Despite opposition from peers and commanders, DeRudio proved himself an able leader, defending settlers from Indian raiding parties, dismantling a Klu Klux Klan outfit, and fighting black voter suppression. In 1875 he earned promotion to first lieutenant, transferring to Montana to again serve under Custer. After surviving the horrors at the Little Bighorn, one might guess that DeRudio would slip into quiet retirement at the age of 44, but not so. DeRudio went on to serve another 20 years in the US Army, seeing action in the Nez Perce War and even meeting Lunkpapa Lakota chief Sitting Bull while serving as a captain at Fort Yates on the Standing Rock reservation in North Dakota. He retired with the rank of major in 1896 and spent the last twelve years of his life in Los Angeles. DeRudio and his wife are buried in the National Cemetery over looking the Golden Gate in San Francisco.
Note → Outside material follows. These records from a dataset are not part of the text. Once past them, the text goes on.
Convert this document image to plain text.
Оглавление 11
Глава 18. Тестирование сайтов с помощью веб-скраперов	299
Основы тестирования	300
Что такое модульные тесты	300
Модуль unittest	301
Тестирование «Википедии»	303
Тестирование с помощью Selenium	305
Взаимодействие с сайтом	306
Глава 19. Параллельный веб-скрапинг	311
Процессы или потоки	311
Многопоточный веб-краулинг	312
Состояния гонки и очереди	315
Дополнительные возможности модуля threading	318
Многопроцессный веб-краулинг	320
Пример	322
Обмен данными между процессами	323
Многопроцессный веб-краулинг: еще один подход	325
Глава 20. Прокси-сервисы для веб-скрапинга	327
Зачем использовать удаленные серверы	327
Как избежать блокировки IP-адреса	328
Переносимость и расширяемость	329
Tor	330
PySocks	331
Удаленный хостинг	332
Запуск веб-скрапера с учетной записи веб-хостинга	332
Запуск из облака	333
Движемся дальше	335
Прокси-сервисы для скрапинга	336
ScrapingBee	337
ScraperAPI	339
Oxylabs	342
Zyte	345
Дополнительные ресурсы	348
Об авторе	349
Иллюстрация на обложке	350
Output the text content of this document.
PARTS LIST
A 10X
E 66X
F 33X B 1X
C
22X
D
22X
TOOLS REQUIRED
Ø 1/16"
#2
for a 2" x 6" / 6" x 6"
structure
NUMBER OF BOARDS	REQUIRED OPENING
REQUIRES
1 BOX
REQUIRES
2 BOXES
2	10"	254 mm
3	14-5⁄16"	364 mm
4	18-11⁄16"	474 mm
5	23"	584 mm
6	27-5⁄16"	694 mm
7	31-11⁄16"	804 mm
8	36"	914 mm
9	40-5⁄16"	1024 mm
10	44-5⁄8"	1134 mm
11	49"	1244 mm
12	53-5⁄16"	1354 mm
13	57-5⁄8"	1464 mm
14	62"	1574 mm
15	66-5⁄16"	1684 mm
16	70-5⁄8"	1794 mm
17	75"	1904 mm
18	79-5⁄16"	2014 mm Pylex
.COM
Charles DeRudio is just one of many European radicals who felt compelled to help transform a war to preserve the Union and republican government into nothing less than a human rights revolution that was international in scope and unprecedented in world history. Their stories should be better known.
Sources:
Jules C. Landenheim, Alien Horsemen: An Italian Shavetail with Custer (Berwyn Heights, MD: Heritage Books, 2003).
Peter Cozzens, The Earth is Weeping: The Epic Story of the Indian wars for the American West (New York: Vintage Books, 2017).
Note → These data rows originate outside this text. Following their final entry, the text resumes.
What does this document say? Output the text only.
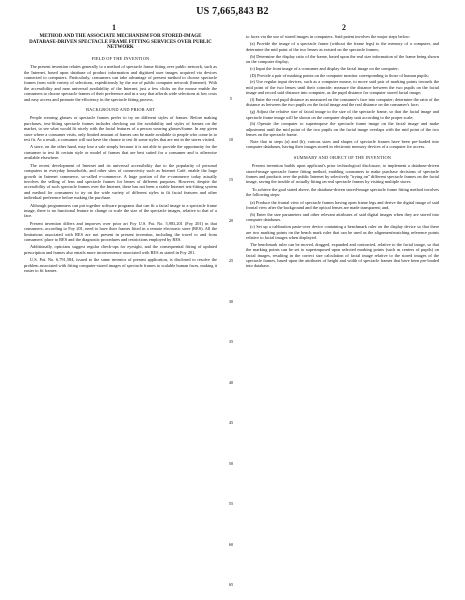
US 7,665,843 B2
1	2
METHOD AND THE ASSOCIATE MECHANISM FOR STORED-IMAGE DATABASE-DRIVEN SPECTACLE FRAME FITTING SERVICES OVER PUBLIC NETWORK
FIELD OF THE INVENTION
The present invention relates generally to a method of spectacle frame fitting over public network, such as the Internet, based upon database of product information and digitized user images acquired via devices connected to computers. Particularly, consumers can take advantage of present method to choose spectacle frames from wide variety of selections, expeditiously by the use of public computer network (Internet). With the accessibility and near universal availability of the Internet, just a few clicks on the mouse enable the consumers to choose spectacle frames of their preference and in a way that affords wide selections at low costs and easy access and promote the efficiency in the spectacle fitting process.
BACKGROUND AND PRIOR ART
People wearing glasses or spectacle frames prefer to try on different styles of frames. Before making purchases, test-fitting spectacle frames includes checking out the availability and styles of frames on the market, to see what would fit nicely with the facial features of a person wearing glasses/frame. In any given store where a consumer visits, only limited amount of frames can be made available to people who come in to test fit. As a result, a consumer will not have the chance to test fit some styles that are not in the stores visited.
A store, on the other hand, may lose a sale simply because it is not able to provide the opportunity for the consumer to test fit certain style or model of frames that are best suited for a consumer and is otherwise available elsewhere.
The recent development of Internet and its universal accessibility due to the popularity of personal computers in everyday households, and other sites of connectivity such as Internet Café, enable the huge growth in Internet commerce, so-called e-commerce. A huge portion of the e-commerce today actually involves the selling of lens and spectacle frames for lenses of different purposes. However, despite the accessibility of such spectacle frames over the Internet, there has not been a viable Internet test-fitting system and method for consumers to try on the wide variety of different styles to fit facial features and other individual preference before making the purchase.
Although programmers can put together software programs that can fit a facial image to a spectacle frame image, there is no functional feature to change or scale the size of the spectacle images, relative to that of a face.
Present invention differs and improves over prior art Foy U.S. Pat. No. 5,983,201 (Foy 201) in that consumers, according to Foy 201, need to have their frames fitted in a remote electronic store (RES). All the limitations associated with RES are not present in present invention, including the travel to and from consumers' place to RES and the diagnostic procedures and restrictions employed by RES.
Additionally, opticians suggest regular check-ups for eyesight, and the consequential fitting of updated prescription and frames also entails more inconvenience associated with RES as stated in Foy 201.
U.S. Pat. No. 6,791,584, issued to the same inventor of present application, is disclosed to resolve the problem associated with fitting computer-stored images of spectacle frames to scalable human faces, making it easier to fit frames
5
10
15
20
25
30
35
40
45
50
55
60
65
to faces via the use of stored images in computers. Said patent involves the major steps below:
(a) Provide the image of a spectacle frame (without the frame legs) to the memory of a computer, and determine the mid point of the two lenses as existed on the spectacle frames;
(b) Determine the display ratio of the frame, based upon the real size information of the frame being shown on the computer display;
(c) Input the front image of a consumer and display the facial image on the computer;
(D) Provide a pair of marking points on the computer monitor corresponding to those of human pupils;
(e) Use regular input devices, such as a computer mouse, to move said pair of marking points towards the mid point of the two lenses until their coincide; measure the distance between the two pupils on the facial image and record said distance into computer, as the pupil distance for computer stored facial image;
(f) Enter the real pupil distance as measured on the consumer's face into computer; determine the ratio of the distance as between the two pupils on the facial image and the real distance on the consumer's face;
(g) Adjust the relative size of facial image to the size of the spectacle frame, so that the facial image and spectacle frame image will be shown on the computer display unit according to the proper scale;
(h) Operate the computer to superimpose the spectacle frame image on the facial image and make adjustment until the mid point of the two pupils on the facial image overlaps with the mid point of the two lenses on the spectacle frame.
Note that in steps (a) and (b), various sizes and shapes of spectacle frames have been pre-loaded into computer databases, having their images stored in electronic memory devices of a computer for access.
SUMMARY AND OBJECT OF THE INVENTION
Present invention builds upon applicant's prior technological disclosure, to implement a database-driven stored-image spectacle frame fitting method, enabling consumers to make purchase decisions of spectacle frames and products over the public Internet by selectively "trying on" different spectacle frames on the facial image, saving the trouble of actually fitting on real spectacle frames by visiting multiple stores.
To achieve the goal stated above, the database-driven stored-image spectacle frame fitting method involves the following steps:
(a) Produce the frontal view of spectacle frames having open frame legs and derive the digital image of said frontal view after the background and the optical lenses are made transparent; and,
(b) Enter the size parameters and other relevant attributes of said digital images when they are stored into computer databases.
(c) Set up a calibration paste-over device containing a benchmark ruler on the display device so that there are two marking points on the bench mark ruler that can be used as the alignment/matching reference points relative to facial images when displayed.
The benchmark ruler can be moved, dragged, expanded and contracted, relative to the facial image, so that the marking points can be set to superimposed upon selected marking points (such as centers of pupils) on facial images, resulting in the correct size calculation of facial image relative to the stored images of the spectacle frames, based upon the attributes of height and width of spectacle frames that have been pre-loaded into database.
T.J. Stiles, Custer’s Trials: A Life on the Frontier of a New America (New York: Alfred A. Knopf, 2015).
Charles DeRudio, “Lieutenant Charles DeRudio’s Letter,” New York Herald 30 July, 1876.
This lunatic should have been guillotined! A passion for democratic “reform” doesn’t include callously inflicting undifferentiated mass casualties while trying a jolly political assassination. Shame Crazy Horse didn’t put paid to him.
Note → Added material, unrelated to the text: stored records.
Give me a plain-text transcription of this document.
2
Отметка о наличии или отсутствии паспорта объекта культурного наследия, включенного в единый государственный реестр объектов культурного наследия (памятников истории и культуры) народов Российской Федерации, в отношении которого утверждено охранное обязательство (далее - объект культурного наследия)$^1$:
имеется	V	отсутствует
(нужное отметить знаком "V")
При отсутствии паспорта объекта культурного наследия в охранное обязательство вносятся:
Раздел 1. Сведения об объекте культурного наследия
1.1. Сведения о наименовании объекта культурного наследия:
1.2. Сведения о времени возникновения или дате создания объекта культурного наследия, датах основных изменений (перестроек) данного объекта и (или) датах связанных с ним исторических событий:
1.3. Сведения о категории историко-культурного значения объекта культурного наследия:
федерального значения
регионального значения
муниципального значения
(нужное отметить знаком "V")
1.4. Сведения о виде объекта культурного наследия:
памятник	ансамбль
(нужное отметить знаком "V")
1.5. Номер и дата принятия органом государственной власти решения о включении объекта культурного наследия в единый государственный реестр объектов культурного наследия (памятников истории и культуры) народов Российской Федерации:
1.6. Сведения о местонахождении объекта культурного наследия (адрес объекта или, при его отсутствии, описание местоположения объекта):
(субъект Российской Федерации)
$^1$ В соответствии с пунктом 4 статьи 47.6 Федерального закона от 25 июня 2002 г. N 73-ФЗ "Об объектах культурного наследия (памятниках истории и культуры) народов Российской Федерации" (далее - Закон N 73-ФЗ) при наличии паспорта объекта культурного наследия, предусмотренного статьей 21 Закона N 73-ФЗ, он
Di Rudio was reportedly smoking his last cigar sitting on the execution platform when the last minute reprieve saved him from the same fate as Orsini. As was the case with John Brown, Orsini’s execution was denounced by radical Immigrants in the U.S. who felt that extreme measures needed to be taken to end absolute rule in Europe.
The same radicals whose descendants deemed that mass murder in Europe’s 20th Century was the only way to shake things up.
Don’t mean to start a beef with John Pryor; this is still a free country; he can think and say what he wants. But for the sake of the historical record I invite JP to read my book-length biography of Rudio: Dal Piave al Little Bighorn (1996, rep. 2010). I’m not so sure he was a ‘lunatic’; a revolutionary, yes! He lost an older brother in the revolution of 1848; his own aged father count Ercole, along with older sister Luigia, and a younger brother were wrongly imprisoned, and more, much more – he was fully a man of his revolutionary times, he lived thru and escaped from the Hell of Cayenne ….he accepted a commission in a USCT regiment while other white officers declined…..As for Thasunke Witko, oh well, you may wish t read my (et al.) “The Face of Crazy Horse” (2018). best regards CesareMarino
Like him or not Camillo de Rudio was a very interesting character, especially, he is of the Italian ancestry as I am. It took all types of people to serve in the Dakotas. de Rudio should be honored for his part in U.S. history. Mil grazie, DJ
Thanks for your comments DJ. It is important to recognize the contributions that immigrants have made to our country throughout its history.